Secondly, there is a sense that he became stylistically uncertain and confused. He clearly spent significant time with Monet and held him in the very highest regard. He took from Monet his belief in painting outside and away from the studio. He also, and how could he not perhaps, became increasingly influenced by the development of impressionism, and by landscape as a subject. At least 15 years before he died he had largely stopped taking commissions and his focus was increasingly on impressionistic painting of landscapes and people in landscapes. Long before that impressionism had seeped into his work. Indeed one if his most popular paintings, Carnation, Lily, Lily, Rose is heavily under the influence impressionism.
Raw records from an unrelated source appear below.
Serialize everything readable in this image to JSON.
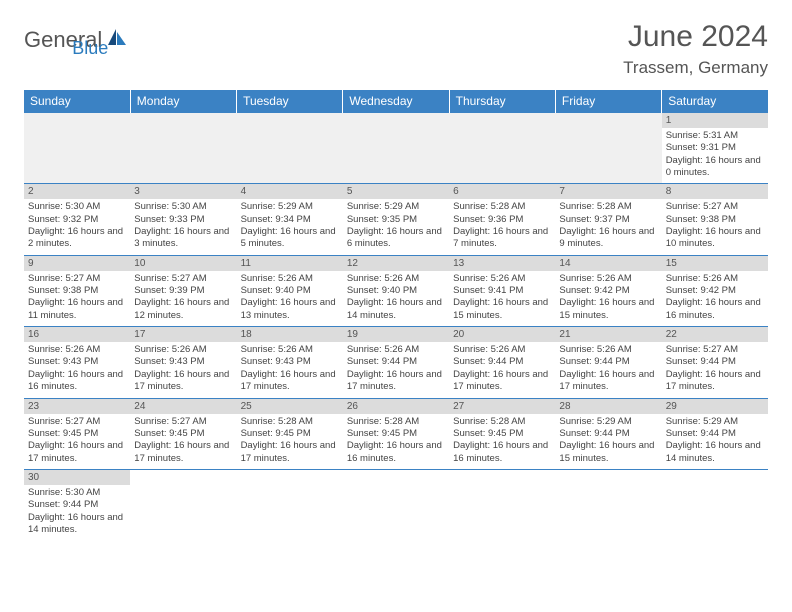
{
  "logo": {
    "part1": "General",
    "part2": "Blue"
  },
  "title": "June 2024",
  "location": "Trassem, Germany",
  "colors": {
    "header_bg": "#3b82c4",
    "header_text": "#ffffff",
    "daynum_bg": "#dcdcdc",
    "empty_bg": "#f0f0f0",
    "text": "#444444",
    "logo_accent": "#2b7bbd",
    "border": "#3b82c4"
  },
  "weekdays": [
    "Sunday",
    "Monday",
    "Tuesday",
    "Wednesday",
    "Thursday",
    "Friday",
    "Saturday"
  ],
  "weeks": [
    [
      null,
      null,
      null,
      null,
      null,
      null,
      {
        "n": "1",
        "sr": "Sunrise: 5:31 AM",
        "ss": "Sunset: 9:31 PM",
        "dl": "Daylight: 16 hours and 0 minutes."
      }
    ],
    [
      {
        "n": "2",
        "sr": "Sunrise: 5:30 AM",
        "ss": "Sunset: 9:32 PM",
        "dl": "Daylight: 16 hours and 2 minutes."
      },
      {
        "n": "3",
        "sr": "Sunrise: 5:30 AM",
        "ss": "Sunset: 9:33 PM",
        "dl": "Daylight: 16 hours and 3 minutes."
      },
      {
        "n": "4",
        "sr": "Sunrise: 5:29 AM",
        "ss": "Sunset: 9:34 PM",
        "dl": "Daylight: 16 hours and 5 minutes."
      },
      {
        "n": "5",
        "sr": "Sunrise: 5:29 AM",
        "ss": "Sunset: 9:35 PM",
        "dl": "Daylight: 16 hours and 6 minutes."
      },
      {
        "n": "6",
        "sr": "Sunrise: 5:28 AM",
        "ss": "Sunset: 9:36 PM",
        "dl": "Daylight: 16 hours and 7 minutes."
      },
      {
        "n": "7",
        "sr": "Sunrise: 5:28 AM",
        "ss": "Sunset: 9:37 PM",
        "dl": "Daylight: 16 hours and 9 minutes."
      },
      {
        "n": "8",
        "sr": "Sunrise: 5:27 AM",
        "ss": "Sunset: 9:38 PM",
        "dl": "Daylight: 16 hours and 10 minutes."
      }
    ],
    [
      {
        "n": "9",
        "sr": "Sunrise: 5:27 AM",
        "ss": "Sunset: 9:38 PM",
        "dl": "Daylight: 16 hours and 11 minutes."
      },
      {
        "n": "10",
        "sr": "Sunrise: 5:27 AM",
        "ss": "Sunset: 9:39 PM",
        "dl": "Daylight: 16 hours and 12 minutes."
      },
      {
        "n": "11",
        "sr": "Sunrise: 5:26 AM",
        "ss": "Sunset: 9:40 PM",
        "dl": "Daylight: 16 hours and 13 minutes."
      },
      {
        "n": "12",
        "sr": "Sunrise: 5:26 AM",
        "ss": "Sunset: 9:40 PM",
        "dl": "Daylight: 16 hours and 14 minutes."
      },
      {
        "n": "13",
        "sr": "Sunrise: 5:26 AM",
        "ss": "Sunset: 9:41 PM",
        "dl": "Daylight: 16 hours and 15 minutes."
      },
      {
        "n": "14",
        "sr": "Sunrise: 5:26 AM",
        "ss": "Sunset: 9:42 PM",
        "dl": "Daylight: 16 hours and 15 minutes."
      },
      {
        "n": "15",
        "sr": "Sunrise: 5:26 AM",
        "ss": "Sunset: 9:42 PM",
        "dl": "Daylight: 16 hours and 16 minutes."
      }
    ],
    [
      {
        "n": "16",
        "sr": "Sunrise: 5:26 AM",
        "ss": "Sunset: 9:43 PM",
        "dl": "Daylight: 16 hours and 16 minutes."
      },
      {
        "n": "17",
        "sr": "Sunrise: 5:26 AM",
        "ss": "Sunset: 9:43 PM",
        "dl": "Daylight: 16 hours and 17 minutes."
      },
      {
        "n": "18",
        "sr": "Sunrise: 5:26 AM",
        "ss": "Sunset: 9:43 PM",
        "dl": "Daylight: 16 hours and 17 minutes."
      },
      {
        "n": "19",
        "sr": "Sunrise: 5:26 AM",
        "ss": "Sunset: 9:44 PM",
        "dl": "Daylight: 16 hours and 17 minutes."
      },
      {
        "n": "20",
        "sr": "Sunrise: 5:26 AM",
        "ss": "Sunset: 9:44 PM",
        "dl": "Daylight: 16 hours and 17 minutes."
      },
      {
        "n": "21",
        "sr": "Sunrise: 5:26 AM",
        "ss": "Sunset: 9:44 PM",
        "dl": "Daylight: 16 hours and 17 minutes."
      },
      {
        "n": "22",
        "sr": "Sunrise: 5:27 AM",
        "ss": "Sunset: 9:44 PM",
        "dl": "Daylight: 16 hours and 17 minutes."
      }
    ],
    [
      {
        "n": "23",
        "sr": "Sunrise: 5:27 AM",
        "ss": "Sunset: 9:45 PM",
        "dl": "Daylight: 16 hours and 17 minutes."
      },
      {
        "n": "24",
        "sr": "Sunrise: 5:27 AM",
        "ss": "Sunset: 9:45 PM",
        "dl": "Daylight: 16 hours and 17 minutes."
      },
      {
        "n": "25",
        "sr": "Sunrise: 5:28 AM",
        "ss": "Sunset: 9:45 PM",
        "dl": "Daylight: 16 hours and 17 minutes."
      },
      {
        "n": "26",
        "sr": "Sunrise: 5:28 AM",
        "ss": "Sunset: 9:45 PM",
        "dl": "Daylight: 16 hours and 16 minutes."
      },
      {
        "n": "27",
        "sr": "Sunrise: 5:28 AM",
        "ss": "Sunset: 9:45 PM",
        "dl": "Daylight: 16 hours and 16 minutes."
      },
      {
        "n": "28",
        "sr": "Sunrise: 5:29 AM",
        "ss": "Sunset: 9:44 PM",
        "dl": "Daylight: 16 hours and 15 minutes."
      },
      {
        "n": "29",
        "sr": "Sunrise: 5:29 AM",
        "ss": "Sunset: 9:44 PM",
        "dl": "Daylight: 16 hours and 14 minutes."
      }
    ],
    [
      {
        "n": "30",
        "sr": "Sunrise: 5:30 AM",
        "ss": "Sunset: 9:44 PM",
        "dl": "Daylight: 16 hours and 14 minutes."
      },
      null,
      null,
      null,
      null,
      null,
      null
    ]
  ]
}
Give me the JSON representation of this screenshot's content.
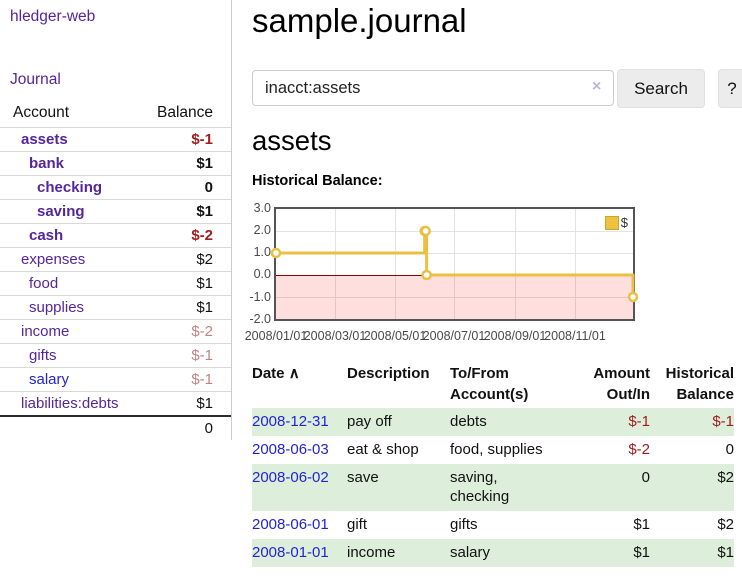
{
  "sidebar": {
    "app_title": "hledger-web",
    "journal_link": "Journal",
    "header": {
      "account": "Account",
      "balance": "Balance"
    },
    "accounts": [
      {
        "name": "assets",
        "balance": "$-1",
        "depth": 1,
        "bold": true
      },
      {
        "name": "bank",
        "balance": "$1",
        "depth": 2,
        "bold": true
      },
      {
        "name": "checking",
        "balance": "0",
        "depth": 3,
        "bold": true
      },
      {
        "name": "saving",
        "balance": "$1",
        "depth": 3,
        "bold": true
      },
      {
        "name": "cash",
        "balance": "$-2",
        "depth": 2,
        "bold": true
      },
      {
        "name": "expenses",
        "balance": "$2",
        "depth": 1,
        "bold": false
      },
      {
        "name": "food",
        "balance": "$1",
        "depth": 2,
        "bold": false
      },
      {
        "name": "supplies",
        "balance": "$1",
        "depth": 2,
        "bold": false
      },
      {
        "name": "income",
        "balance": "$-2",
        "depth": 1,
        "bold": false
      },
      {
        "name": "gifts",
        "balance": "$-1",
        "depth": 2,
        "bold": false
      },
      {
        "name": "salary",
        "balance": "$-1",
        "depth": 2,
        "bold": false
      },
      {
        "name": "liabilities:debts",
        "balance": "$1",
        "depth": 1,
        "bold": false
      }
    ],
    "total": "0"
  },
  "main": {
    "title": "sample.journal",
    "search": {
      "value": "inacct:assets",
      "clear_icon": "×",
      "search_button": "Search",
      "help_button": "?"
    },
    "account_heading": "assets",
    "chart_label": "Historical Balance:"
  },
  "chart_data": {
    "type": "line",
    "title": "Historical Balance",
    "step": true,
    "legend_label": "$",
    "legend_position": "top-right",
    "line_color": "#e9c044",
    "negative_region_color": "rgba(255,0,0,0.13)",
    "zero_line_color": "#8b0000",
    "grid": true,
    "ylim": [
      -2.0,
      3.0
    ],
    "xlim": [
      "2008-01-01",
      "2008-12-31"
    ],
    "y_ticks": [
      "3.0",
      "2.0",
      "1.0",
      "0.0",
      "-1.0",
      "-2.0"
    ],
    "x_ticks": [
      "2008/01/01",
      "2008/03/01",
      "2008/05/01",
      "2008/07/01",
      "2008/09/01",
      "2008/11/01"
    ],
    "series": [
      {
        "name": "$",
        "points": [
          [
            "2008-01-01",
            1
          ],
          [
            "2008-06-01",
            2
          ],
          [
            "2008-06-02",
            2
          ],
          [
            "2008-06-03",
            0
          ],
          [
            "2008-12-31",
            -1
          ]
        ]
      }
    ]
  },
  "table": {
    "sort_icon": "∧",
    "headers": {
      "date": "Date",
      "description": "Description",
      "tofrom_1": "To/From",
      "tofrom_2": "Account(s)",
      "amount_1": "Amount",
      "amount_2": "Out/In",
      "balance_1": "Historical",
      "balance_2": "Balance"
    },
    "rows": [
      {
        "date": "2008-12-31",
        "description": "pay off",
        "accounts": "debts",
        "amount": "$-1",
        "balance": "$-1"
      },
      {
        "date": "2008-06-03",
        "description": "eat & shop",
        "accounts": "food, supplies",
        "amount": "$-2",
        "balance": "0"
      },
      {
        "date": "2008-06-02",
        "description": "save",
        "accounts": "saving, checking",
        "amount": "0",
        "balance": "$2"
      },
      {
        "date": "2008-06-01",
        "description": "gift",
        "accounts": "gifts",
        "amount": "$1",
        "balance": "$2"
      },
      {
        "date": "2008-01-01",
        "description": "income",
        "accounts": "salary",
        "amount": "$1",
        "balance": "$1"
      }
    ]
  },
  "colors": {
    "link_purple": "#55269b",
    "link_blue": "#2323d3",
    "negative_strong": "#a11c1c",
    "negative_muted": "#c28383",
    "table_negative": "#9e1b1b",
    "stripe_green": "#ddefdb",
    "chart_gold": "#e9c044",
    "chart_border": "#545454"
  }
}
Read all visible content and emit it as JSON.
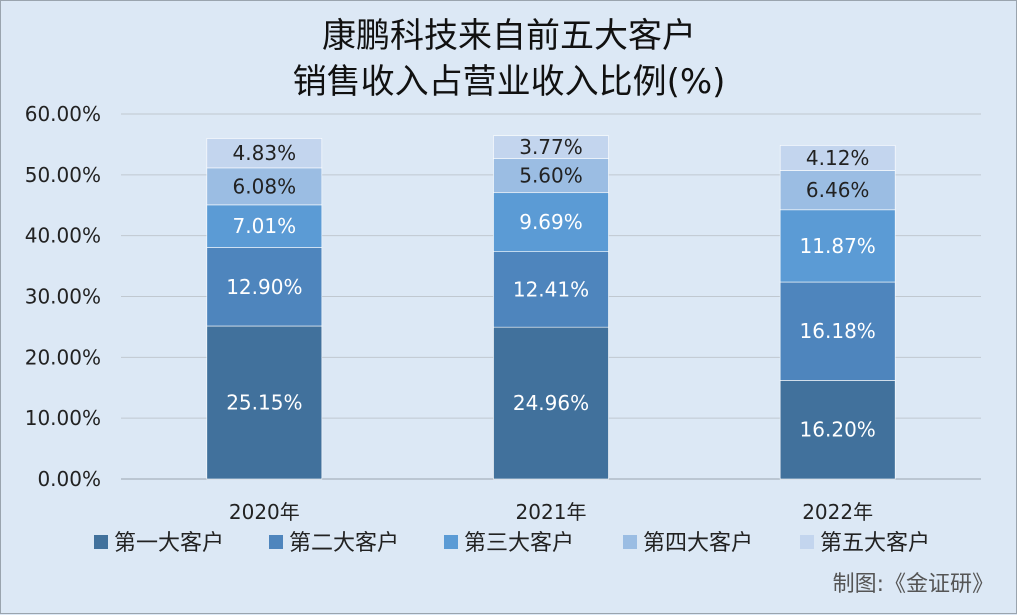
{
  "chart_data": {
    "type": "bar",
    "stacked": true,
    "title_lines": [
      "康鹏科技来自前五大客户",
      "销售收入占营业收入比例(%)"
    ],
    "categories": [
      "2020年",
      "2021年",
      "2022年"
    ],
    "ylim": [
      0,
      60
    ],
    "yticks": [
      0,
      10,
      20,
      30,
      40,
      50,
      60
    ],
    "ytick_labels": [
      "0.00%",
      "10.00%",
      "20.00%",
      "30.00%",
      "40.00%",
      "50.00%",
      "60.00%"
    ],
    "grid": true,
    "legend_position": "bottom",
    "series": [
      {
        "name": "第一大客户",
        "color": "#41719c",
        "values": [
          25.15,
          24.96,
          16.2
        ],
        "labels": [
          "25.15%",
          "24.96%",
          "16.20%"
        ]
      },
      {
        "name": "第二大客户",
        "color": "#4e85bd",
        "values": [
          12.9,
          12.41,
          16.18
        ],
        "labels": [
          "12.90%",
          "12.41%",
          "16.18%"
        ]
      },
      {
        "name": "第三大客户",
        "color": "#5b9bd5",
        "values": [
          7.01,
          9.69,
          11.87
        ],
        "labels": [
          "7.01%",
          "9.69%",
          "11.87%"
        ]
      },
      {
        "name": "第四大客户",
        "color": "#9bbde3",
        "values": [
          6.08,
          5.6,
          6.46
        ],
        "labels": [
          "6.08%",
          "5.60%",
          "6.46%"
        ]
      },
      {
        "name": "第五大客户",
        "color": "#c3d5ee",
        "values": [
          4.83,
          3.77,
          4.12
        ],
        "labels": [
          "4.83%",
          "3.77%",
          "4.12%"
        ]
      }
    ]
  },
  "credit": "制图:《金证研》"
}
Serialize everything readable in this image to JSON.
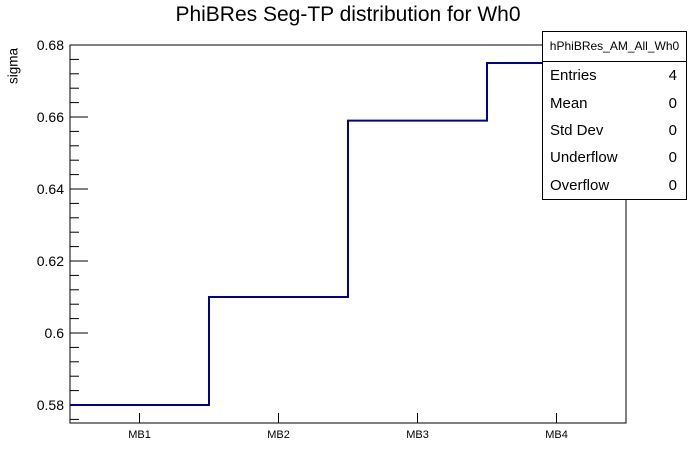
{
  "title": "PhiBRes Seg-TP distribution for Wh0",
  "chart_data": {
    "type": "step-histogram",
    "title": "PhiBRes Seg-TP distribution for Wh0",
    "xlabel": "",
    "ylabel": "sigma",
    "categories": [
      "MB1",
      "MB2",
      "MB3",
      "MB4"
    ],
    "values": [
      0.58,
      0.61,
      0.659,
      0.675
    ],
    "ylim": [
      0.575,
      0.68
    ],
    "yticks": [
      0.58,
      0.6,
      0.62,
      0.64,
      0.66,
      0.68
    ],
    "ytick_labels": [
      "0.58",
      "0.6",
      "0.62",
      "0.64",
      "0.66",
      "0.68"
    ],
    "y_minor_step": 0.004,
    "grid": false,
    "legend_position": "none",
    "line_color": "#000099",
    "axis_color": "#000000",
    "background_color": "#ffffff"
  },
  "stats_box": {
    "header": "hPhiBRes_AM_All_Wh0",
    "rows": [
      {
        "label": "Entries",
        "value": "4"
      },
      {
        "label": "Mean",
        "value": "0"
      },
      {
        "label": "Std Dev",
        "value": "0"
      },
      {
        "label": "Underflow",
        "value": "0"
      },
      {
        "label": "Overflow",
        "value": "0"
      }
    ]
  }
}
To my mind it is an appalling saccharine image, the triteness of which is fully reflected in the title.

I found this painting to be a dreadful piece of twee sentimentality. Bring on the chocolate box lid!
The problem though is that he was never more than an ordinary impressionist and, indeed, that impressionism as a style with its focus on colour and tone, rather than content, is not well suited to portraiture. The final room of the exhibition is devoted to impressionist works and it is by some margin the weakest room in the show.
But these comments are not to rundown the artist or the exhibition. It is a compelling show of virtuoso portraiture and I would thoroughly recommend a visit.

This picture was painted relatively soon after they first met in the early 1880s. The respect in which the subject is held is obvious. He is painted as a dark almost biblical figure, a prophet in his own time, with brooding eyes which are just beginning to blur with age. Nothing else in the picture is allowed to distract from a face which edges from the deep.

This astonishing portrait of the 28 year old, W Graham Robertso, looking like a teenage dandy seems to be the most charged picture in the exhibition. Sargent never married and while, as I understand it, there is no record of his sexuality this picture seems to make it remarkably clear. It exudes sexual longing.

There are just six charcoal drawings in the exhibition but they are all fine. This picture of WB Yeats is one of the best.

Sargent saw Carmencita in music hall in New York. He was very struck be the force of her presence and requested permission to paint her. The result is an enormous picture which fully captures her strength of personality. Her face is japanned, a white mask with dark lips and eyebrows. It makes Carmencita look proud, exotic and dangerous to know. It caused a sensation when exhibited with viewers seduced and repelled in equal measure.

This is one of the last pictures in the exhibition. Sargent has abandoned the bold and direct portraiture with which he launched his career and is content to restrict himself to impressionist sketches. It is a nice and pleasant picture but neither great nor distinctive. Whilst some great artists use the last part of their career to make bold final statements, Sargent retreated to sketching.